Esta combinación hoy resulta clave para la transición, ya que permitiría usar los mecanismos correctores del mercado, teniendo en cuenta sus distorsiones, para contrarrestar las desproporciones de la economía y tener una estimación comparada con el mercado mundial, de la productividad de la economía planificada.
En la sociedad de transición el funcionamiento de los soviets es lo que permite a través del proceso de libre crítica, alcanzar un relativo equilibrio entre las necesidades que plantea el desarrollo actual de las fuerzas productivas, el esfuerzo requerido y la reducción progresiva de la jornada de trabajo. A su vez, el proceso de libre crítica de los consumidores es insustituible para alcanzar una calidad aceptable de los bienes y servicios producidos. En un estado obrero transicional revolucionario que busca desarrollar los elementos socialistas presentes en la propiedad nacionalizada, la planificación de la economía no tiene nada que ver con la “economía de comando” stalinista, sino que cuenta con la participación conciente de productores y consumidores a través de los concejos obreros.

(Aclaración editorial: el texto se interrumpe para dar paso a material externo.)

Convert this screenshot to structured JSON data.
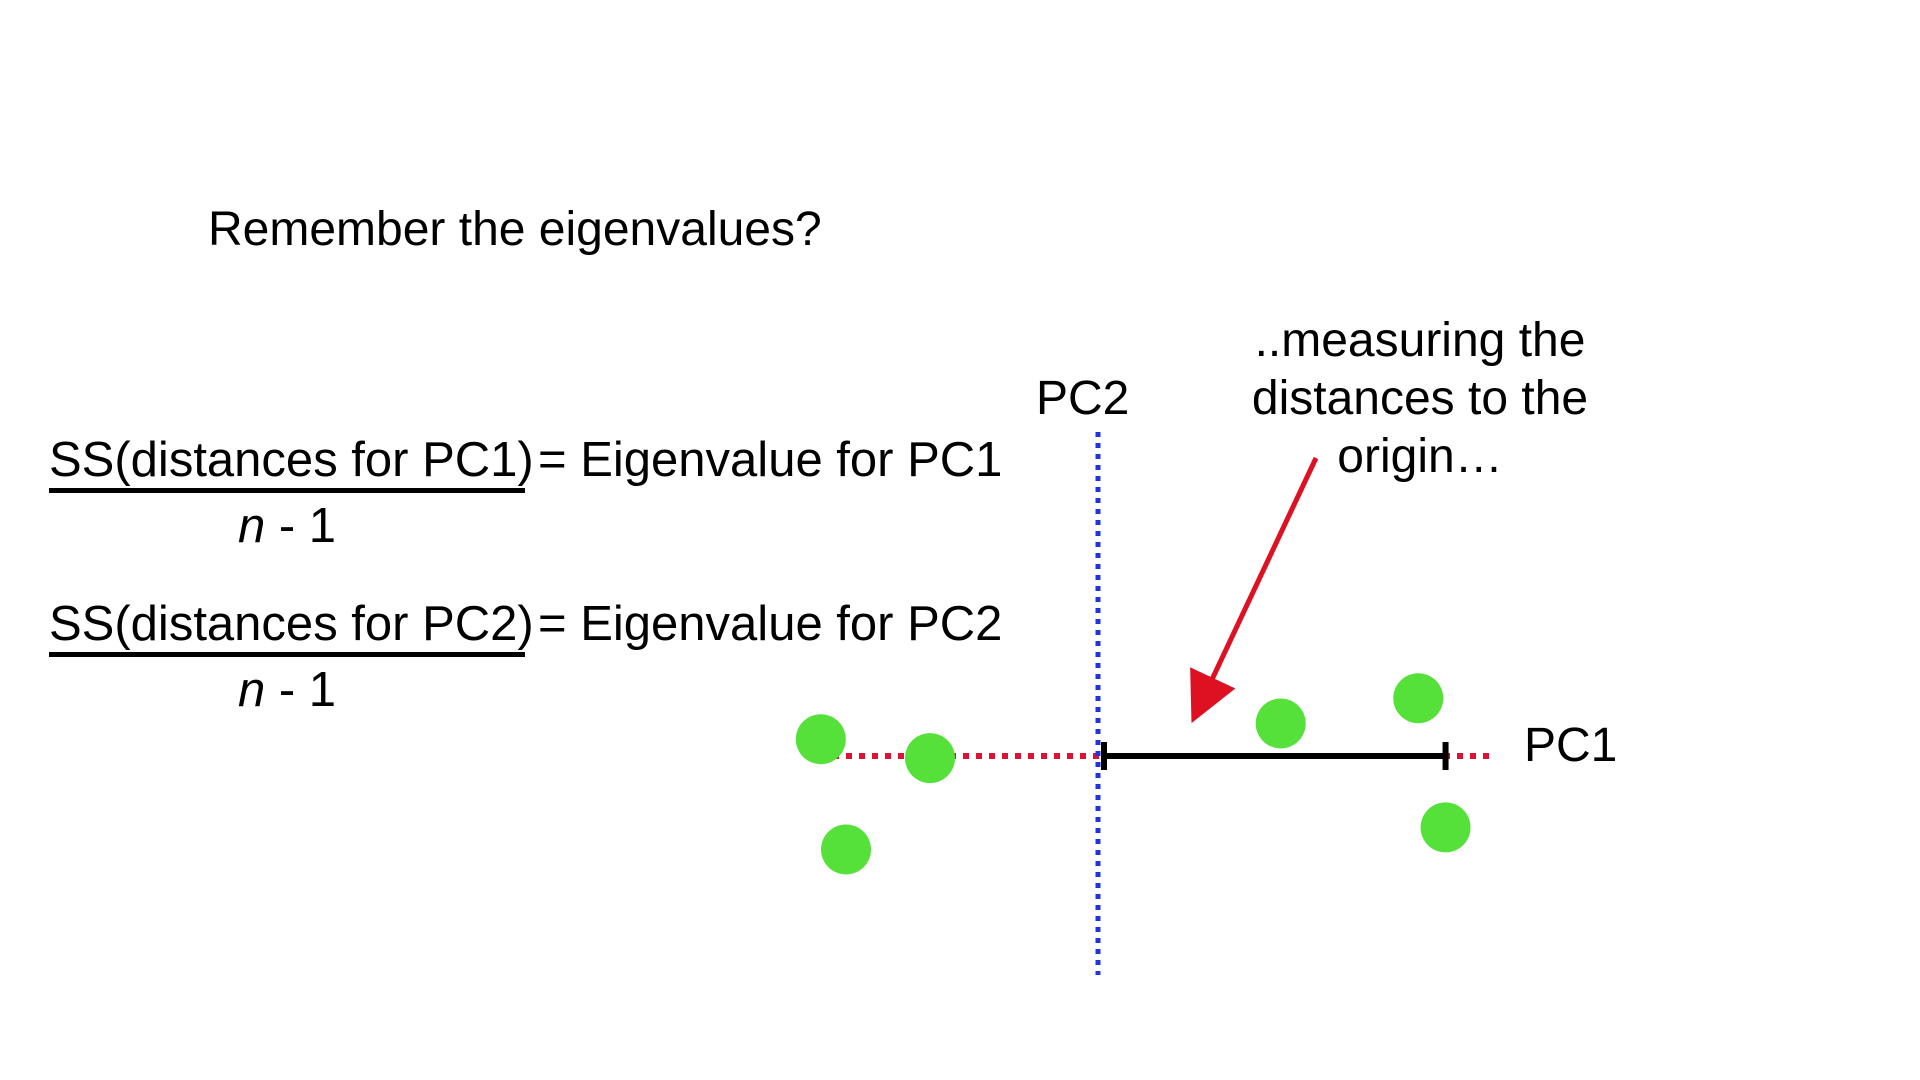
{
  "heading": "Remember the eigenvalues?",
  "equations": [
    {
      "numerator": "SS(distances for PC1)",
      "rhs": "= Eigenvalue for PC1",
      "denominator_var": "n",
      "denominator_rest": " - 1"
    },
    {
      "numerator": "SS(distances for PC2)",
      "rhs": "= Eigenvalue for PC2",
      "denominator_var": "n",
      "denominator_rest": " - 1"
    }
  ],
  "annotation": {
    "lines": [
      "..measuring the",
      "distances to the",
      "origin…"
    ]
  },
  "axes": {
    "pc1_label": "PC1",
    "pc2_label": "PC2"
  },
  "data_points": [
    {
      "pc1": -2.64,
      "pc2": 0.16
    },
    {
      "pc1": -1.6,
      "pc2": -0.02
    },
    {
      "pc1": -2.4,
      "pc2": -0.89
    },
    {
      "pc1": 1.74,
      "pc2": 0.31
    },
    {
      "pc1": 3.05,
      "pc2": 0.55
    },
    {
      "pc1": 3.31,
      "pc2": -0.68
    }
  ],
  "measured_point_pc1": 3.31,
  "colors": {
    "points": "#55e03a",
    "pc1_axis": "#dd1133",
    "pc2_axis": "#2233dd",
    "arrow": "#dd1122",
    "measure_bar": "#000000",
    "text": "#000000"
  }
}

La experiencia stalinista pervirtió absolutamente la relación entre órganos de frente único de masas -los soviets- y el partido revolucionario, transformando a la dictadura del proletariado en dictadura del partido stalinista.
Trotsky le opuso a este régimen de partido único, el pluripartidismo soviético como norma programática, fundamentado en la existencia de otra clases sociales no explotadoras en la sociedad de transición, como por ejemplo el campesinado, y en la heterogeneidad de la clase obrera. Esta misma heterogeneidad social es la que plantea en forma aguda la necesidad de un partido obrero revolucionario que persiga concientemente la realización de los fines de la revolución y que gane la dirección en los organismos soviéticos.
El fracaso del stalinismo mostró la imposibilidad de desarrollar el socialismo dentro de las fronteras nacionales. Si hubiese triunfado la revolución alemana probablemente el proletariado de ese país avanzado hubiera asistido a la joven revolución rusa, ahogada por el atraso y el cerco imperialista.
La conquista del poder por parte del proletariado es sólo es el inicio de un proceso de transformación de todos los aspectos de la vida económica, política y social de un país, a la vez que un punto de apoyo para la extensión de la revolución socialista en el terreno internacional, porque sólo derrotando al capitalismo en sus centros será posible el socialismo como proyecto de emancipación de la humanidad de la explotación y la opresión. Esto permitiría avanzar hacia la conquista definitiva del “reino de la libertad”, que consiste en una sociedad basada en la desaparición del trabajo asalariado, la mercancía, la moneda y el estado, una sociedad comunista.